I lay awake for a couple of hours that night pondering many things, one of which was my assumption that ‘80 years is my birthright’ or what I am entitled to. Its a curious assumption… I don’t know why I see things that way.

My brother in law was recently diagnosed with Motor Neurone disease and barring a miracle he will slowly deteriorate over the next 5 or 6 years until he can no longer function. He hasn’t hit fifty yet… Then there’s an ex student currently battling some pretty heavy cancer in his late 30’s.

I am noticing that old age isn’t a ‘given’ and despite my expectations I may not get there either. I don’t think it changes anything in how I live day to day, but it does cause me to be grateful for the time I have rather than to simply take it for granted and fritter the days away, or complain about stuff that doesn’t really matter anyway.

A sudden and unexpected death catches us all off guard and in some ways its good to jolted and reminded that there are no guarantees in this life.

What has been really good is to see the way the church has swung into action to offer support and care for one of their community in need. If one measure of a church is their love for one another then I think it has been a very good week in that regard.

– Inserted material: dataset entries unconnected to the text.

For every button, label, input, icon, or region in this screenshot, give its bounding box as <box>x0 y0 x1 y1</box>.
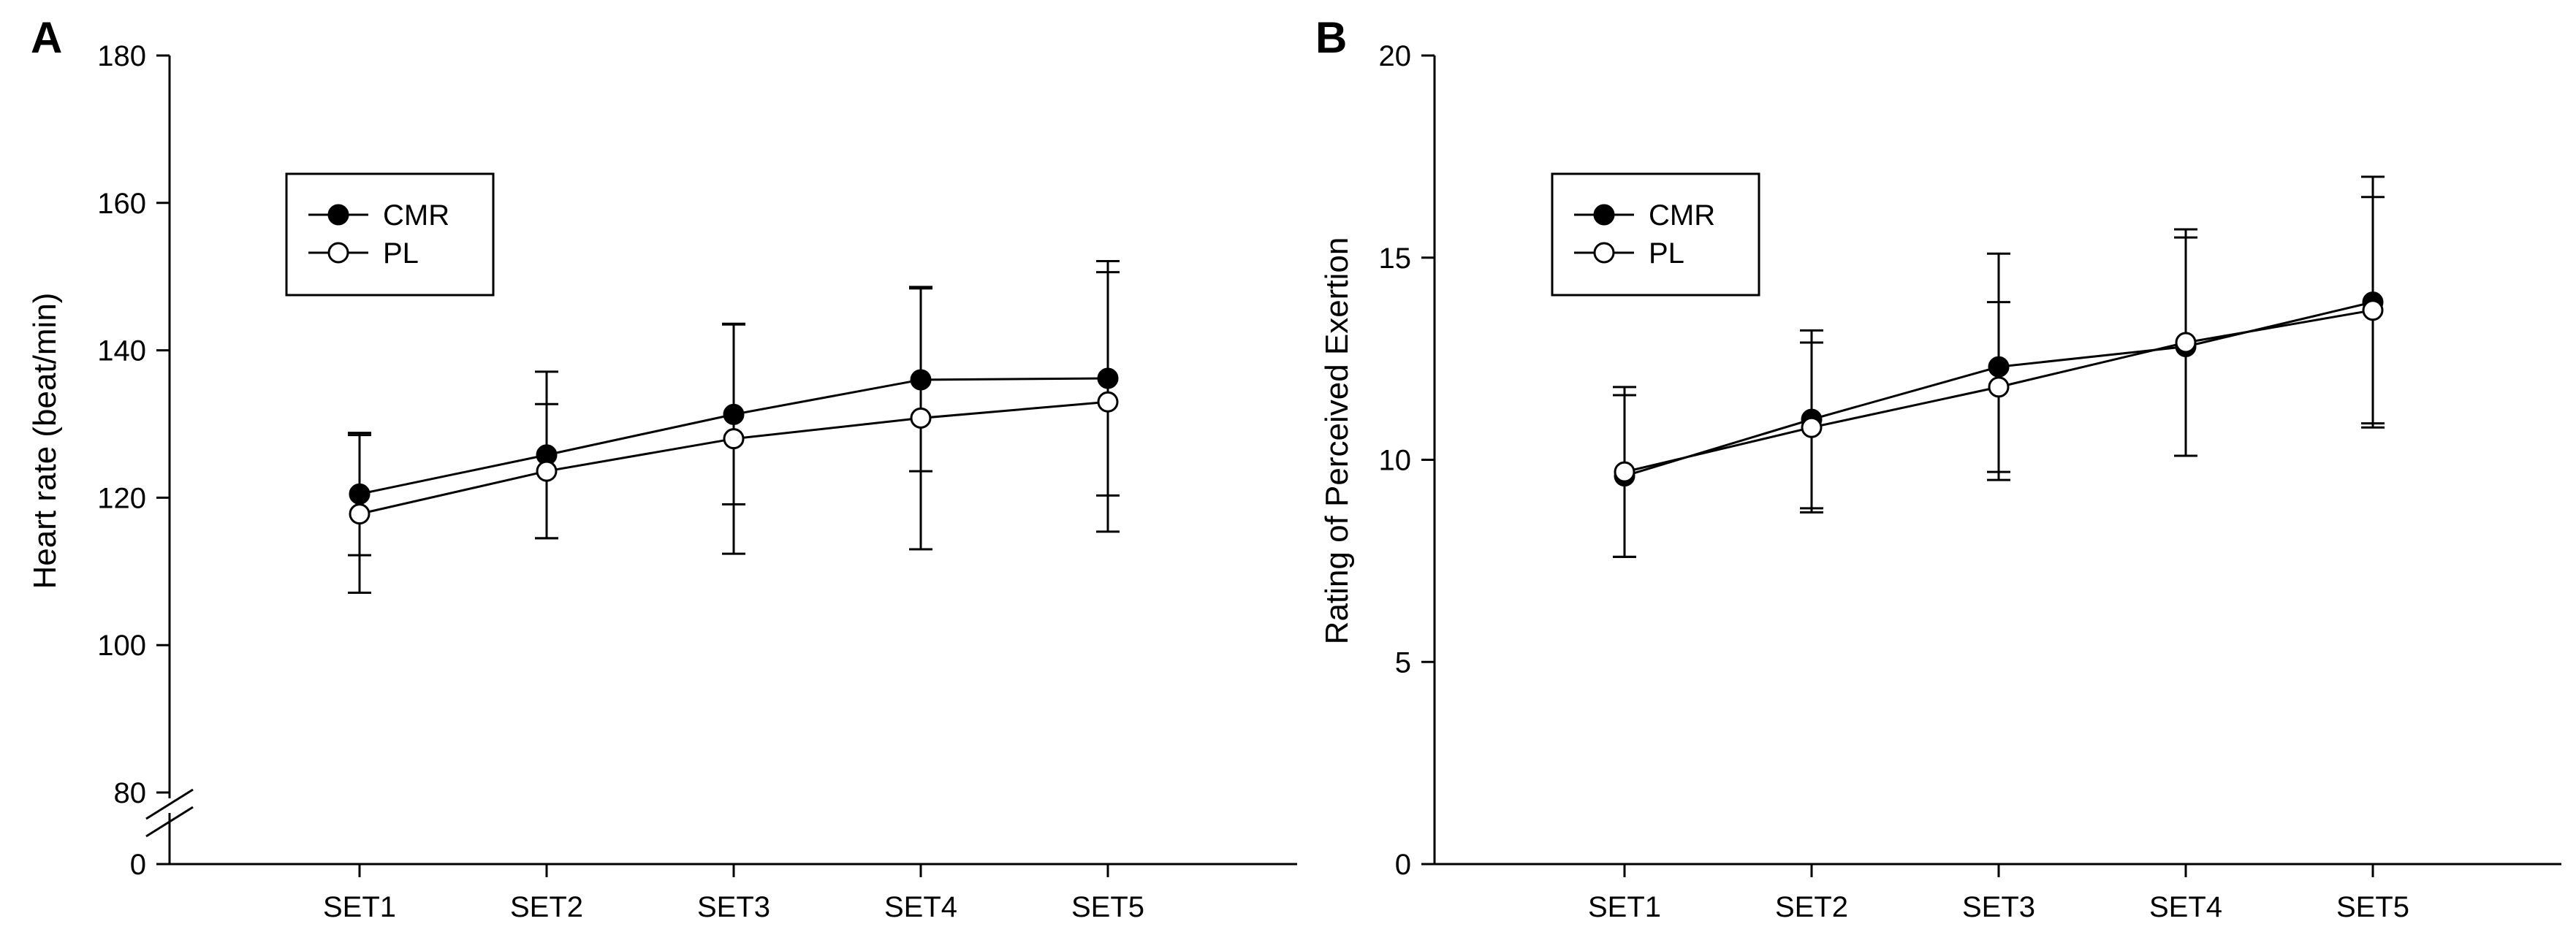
panel-b-legend-marker-cmr <box>1593 204 1615 226</box>
panel-a-legend-label-cmr: CMR <box>383 199 449 232</box>
panel-a-x-tick-label: SET2 <box>510 891 583 923</box>
panel-a-y-tick-label: 100 <box>97 630 146 662</box>
panel-b-legend-marker-pl <box>1593 242 1615 264</box>
panel-b-y-tick-label: 15 <box>1379 242 1412 275</box>
panel-b-legend-label-cmr: CMR <box>1649 199 1715 232</box>
panel-a-axes: 0 80 100 120 140 160 180 SET1 SET2 SET3 SET4 SET5 He… <box>27 40 1297 923</box>
panel-a-legend-label-pl: PL <box>383 237 419 270</box>
panel-b-rpe-chart: B 0 5 10 15 20 SET1 SET2 SET3 SET4 SET5 Rating of … <box>1315 13 2561 923</box>
panel-b-point-cmr <box>1988 356 2010 378</box>
panel-b-point-pl <box>1801 416 1823 438</box>
panel-a-point-pl <box>536 460 558 482</box>
panel-a-series <box>348 260 1120 595</box>
panel-a-point-cmr <box>723 403 745 425</box>
panel-b-letter: B <box>1315 13 1347 62</box>
panel-a-x-tick-label: SET3 <box>697 891 770 923</box>
panel-a-y-tick-label: 180 <box>97 40 146 72</box>
panel-b-y-tick-label: 10 <box>1379 445 1412 477</box>
panel-b-x-tick-label: SET4 <box>2149 891 2222 923</box>
panel-b-point-pl <box>2362 299 2384 321</box>
panel-b-x-tick-label: SET3 <box>1962 891 2035 923</box>
panel-a-legend: CMR PL <box>285 172 495 297</box>
panel-b-point-pl <box>1988 376 2010 398</box>
panel-a-point-pl <box>349 503 371 525</box>
panel-b-x-tick-label: SET1 <box>1588 891 1661 923</box>
panel-b-legend-box <box>1551 172 1760 297</box>
panel-b-point-pl <box>1614 461 1635 483</box>
panel-b-y-tick-label: 5 <box>1395 646 1411 679</box>
panel-a-point-pl <box>1097 391 1119 413</box>
panel-a-x-tick-label: SET1 <box>323 891 396 923</box>
panel-b-y-tick-label: 20 <box>1379 40 1412 72</box>
panel-a-y-tick-label: 0 <box>130 849 146 881</box>
panel-a-point-pl <box>910 407 932 429</box>
panel-b-series <box>1613 175 2385 558</box>
panel-a-point-cmr <box>349 483 371 505</box>
panel-a-y-tick-label: 120 <box>97 482 146 514</box>
panel-a-legend-box <box>285 172 495 297</box>
panel-b-legend-label-pl: PL <box>1649 237 1684 270</box>
panel-b-x-tick-label: SET2 <box>1775 891 1848 923</box>
panel-a-legend-marker-pl <box>327 242 349 264</box>
panel-a-y-tick-label: 80 <box>114 777 147 809</box>
panel-a-x-tick-label: SET5 <box>1071 891 1144 923</box>
panel-b-legend: CMR PL <box>1551 172 1760 297</box>
panel-a-letter: A <box>31 13 62 62</box>
panel-a-y-tick-label: 140 <box>97 335 146 367</box>
panel-a-axis-break-mark <box>145 806 194 838</box>
panel-a-point-cmr <box>1097 367 1119 389</box>
panel-b-y-tick-label: 0 <box>1395 849 1411 881</box>
panel-b-axes: 0 5 10 15 20 SET1 SET2 SET3 SET4 SET5 Rating of Pe… <box>1319 40 2561 923</box>
panel-a-point-cmr <box>910 369 932 391</box>
panel-a-axis-break-mark <box>145 788 194 820</box>
panel-a-legend-marker-cmr <box>327 204 349 226</box>
panel-a-y-axis-label: Heart rate (beat/min) <box>27 293 63 589</box>
panel-b-point-pl <box>2175 332 2197 354</box>
panel-a-y-tick-label: 160 <box>97 188 146 220</box>
panel-b-x-tick-label: SET5 <box>2336 891 2409 923</box>
panel-a-heart-rate-chart: A 0 80 100 120 140 160 180 SET1 SET2 SET3 SET4 SET5… <box>27 13 1297 923</box>
panel-a-point-pl <box>723 428 745 450</box>
panel-b-y-axis-label: Rating of Perceived Exertion <box>1319 237 1355 645</box>
panel-a-x-tick-label: SET4 <box>884 891 957 923</box>
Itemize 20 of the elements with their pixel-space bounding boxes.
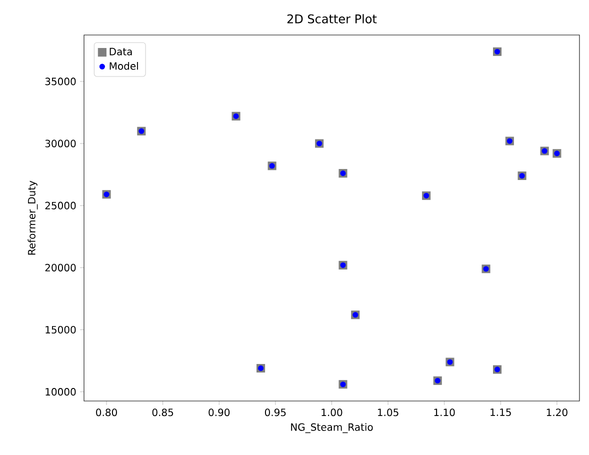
legend-label: Model [110, 62, 138, 70]
x-tick-label: 0.90 [208, 408, 230, 416]
x-tick-label: 0.80 [96, 408, 117, 416]
y-tick-label: 30000 [45, 140, 76, 148]
chart-title: 2D Scatter Plot [287, 14, 377, 24]
y-tick-label: 20000 [45, 264, 76, 272]
x-axis-title: NG_Steam_Ratio [291, 423, 373, 434]
x-tick-label: 1.10 [434, 408, 455, 416]
x-tick-label: 0.95 [264, 408, 286, 416]
y-tick-label: 35000 [45, 78, 76, 86]
x-tick-label: 0.85 [152, 408, 174, 416]
legend-label: Data [110, 48, 132, 56]
y-tick-label: 15000 [46, 326, 76, 334]
x-tick-label: 1.15 [490, 408, 511, 416]
x-tick-label: 1.00 [322, 408, 342, 416]
y-axis-title: Reformer_Duty [28, 180, 38, 255]
y-tick-label: 10000 [46, 388, 76, 396]
x-tick-label: 1.20 [546, 408, 568, 416]
y-tick-label: 25000 [45, 202, 76, 210]
x-tick-label: 1.05 [378, 408, 398, 416]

And yet while I ponder this and consider my own mortality, a really good bloke is dead and his family is without him. I don’t think there are ever any easy answers to questions of ‘why’ or ‘what’ in these times and we will be disappointed and frustrated if we try and make sense of the mystery that is both life and death.

I have the privilege of conducting the funeral on Monday and I hope it doesn’t sound odd to say that I am looking forward to it. While it will be a time of sadness I always find it inspiring to celebrate the life of someone who has lived well and about whom it’d be hard to speak a bad word.